To succeed, he must follow the following principles:
- Win the negotiations he enters. He has seemed too desperate for a deal. The result has been that all principles were up for auction. Whenever big pharma, bankers, trade unions, or Senator Ben Nelson showed up at the White House, everybody went home with a prize except the average citizen. The president must learn to walk away from the table and let the other side sweat.
- Impose real party discipline. Although this may be harder now, it is critical. Too many special-interest groups within the party are holding the president hostage, preventing any clarity in defining the agenda. Unity begins and ends with firm leadership. Wasn't this supposed to be Rahm Emanuel's expertise?
- Get ahead of the populist rage—not behind it. The president must show the passion that got him where he is; otherwise, he cedes angry voters to the Republicans. Democrats should be embarrassed that Sarah Palin and Scott Brown have been the primary political beneficiaries of the Democratic failure to articulate a real middle class agenda thus far. The failed communications strategy of the White House over the past year has permitted the new administration to be portrayed as the voice of the status quo rather than the coalition of change.
- Define a new social contract. Roosevelt did this during the Great Depression. It was not just a series of regulations that defined Roosevelt's response; it was a newly formed set of relationships that bound us together as a community. The social contract of 2006 that let bankers get $50 million paychecks by gambling with tax dollars doesn't work anymore, but the president hasn't yet articulated an alternative.
- Redefine the financial services sector. Obama has finally begun to do this with the "Volcker Rule," which will impose structural reform and eliminate the proprietary trading with taxpayer-insured money.
- Find an economic leadership team that believes passionately in the principles defined above. If that means replacing Larry Summers and Tim Geithner, so be it. The Summers-Geithner team has brought the president to the precipice. The public has punished the president for meeting every bank need while the needs of the public were set aside. The bad choices made by Geithner and Summers have been well-chronicled, but perhaps most egregious was the way they have repeatedly made it appear that Wall Street is running economic policy.

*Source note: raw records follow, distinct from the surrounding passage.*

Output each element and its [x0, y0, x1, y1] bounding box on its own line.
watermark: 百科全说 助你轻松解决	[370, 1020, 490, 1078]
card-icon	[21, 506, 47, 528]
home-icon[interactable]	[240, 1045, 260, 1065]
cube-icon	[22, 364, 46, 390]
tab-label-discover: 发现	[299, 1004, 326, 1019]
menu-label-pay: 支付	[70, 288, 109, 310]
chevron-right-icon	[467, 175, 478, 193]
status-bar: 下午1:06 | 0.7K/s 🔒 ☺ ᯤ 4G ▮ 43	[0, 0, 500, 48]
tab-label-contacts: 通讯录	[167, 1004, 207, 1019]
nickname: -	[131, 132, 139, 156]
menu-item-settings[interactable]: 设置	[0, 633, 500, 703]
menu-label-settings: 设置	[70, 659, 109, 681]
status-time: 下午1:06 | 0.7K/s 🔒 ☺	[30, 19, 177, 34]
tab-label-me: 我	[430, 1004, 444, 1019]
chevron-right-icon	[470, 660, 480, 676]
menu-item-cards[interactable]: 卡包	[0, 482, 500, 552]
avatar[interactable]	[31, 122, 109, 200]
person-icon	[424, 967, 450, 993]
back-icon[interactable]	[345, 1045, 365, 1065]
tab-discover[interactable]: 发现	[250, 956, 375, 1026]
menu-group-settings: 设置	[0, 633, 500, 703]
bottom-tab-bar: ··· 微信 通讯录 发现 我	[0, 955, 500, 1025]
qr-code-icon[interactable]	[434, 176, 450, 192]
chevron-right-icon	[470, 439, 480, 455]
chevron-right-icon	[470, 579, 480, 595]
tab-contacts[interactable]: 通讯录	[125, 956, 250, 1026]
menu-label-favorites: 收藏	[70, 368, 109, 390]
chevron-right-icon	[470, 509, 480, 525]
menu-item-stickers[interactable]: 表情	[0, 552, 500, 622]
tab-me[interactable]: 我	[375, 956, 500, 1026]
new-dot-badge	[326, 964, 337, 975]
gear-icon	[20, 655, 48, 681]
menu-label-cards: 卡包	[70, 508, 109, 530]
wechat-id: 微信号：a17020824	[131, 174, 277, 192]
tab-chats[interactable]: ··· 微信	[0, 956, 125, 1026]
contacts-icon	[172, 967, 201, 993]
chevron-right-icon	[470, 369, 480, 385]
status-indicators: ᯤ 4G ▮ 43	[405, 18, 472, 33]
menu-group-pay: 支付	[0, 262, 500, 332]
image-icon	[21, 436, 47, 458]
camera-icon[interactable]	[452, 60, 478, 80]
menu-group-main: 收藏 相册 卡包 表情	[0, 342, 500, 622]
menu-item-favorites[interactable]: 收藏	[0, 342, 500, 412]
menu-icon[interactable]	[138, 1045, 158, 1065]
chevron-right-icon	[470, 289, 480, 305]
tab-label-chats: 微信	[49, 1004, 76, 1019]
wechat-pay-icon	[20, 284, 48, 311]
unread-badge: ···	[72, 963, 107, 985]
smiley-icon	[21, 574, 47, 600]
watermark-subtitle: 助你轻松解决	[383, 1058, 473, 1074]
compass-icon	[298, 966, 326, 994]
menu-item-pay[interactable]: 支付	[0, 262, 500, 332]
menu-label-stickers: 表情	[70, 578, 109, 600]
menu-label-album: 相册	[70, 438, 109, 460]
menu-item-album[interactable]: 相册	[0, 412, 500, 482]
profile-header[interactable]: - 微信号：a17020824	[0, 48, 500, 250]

If all these suggestions fail and the Republicans successfully filibuster, thereby preventing enactment of a meaningful reform agenda, so be it. Then voters will face a clear choice in the November elections. That is a far preferable resolution than the alternative—incrementalism at a time when fundamental change is needed. This crisis will have been wasted if the White House now opts, at the first sign of electoral upset, to run for cover.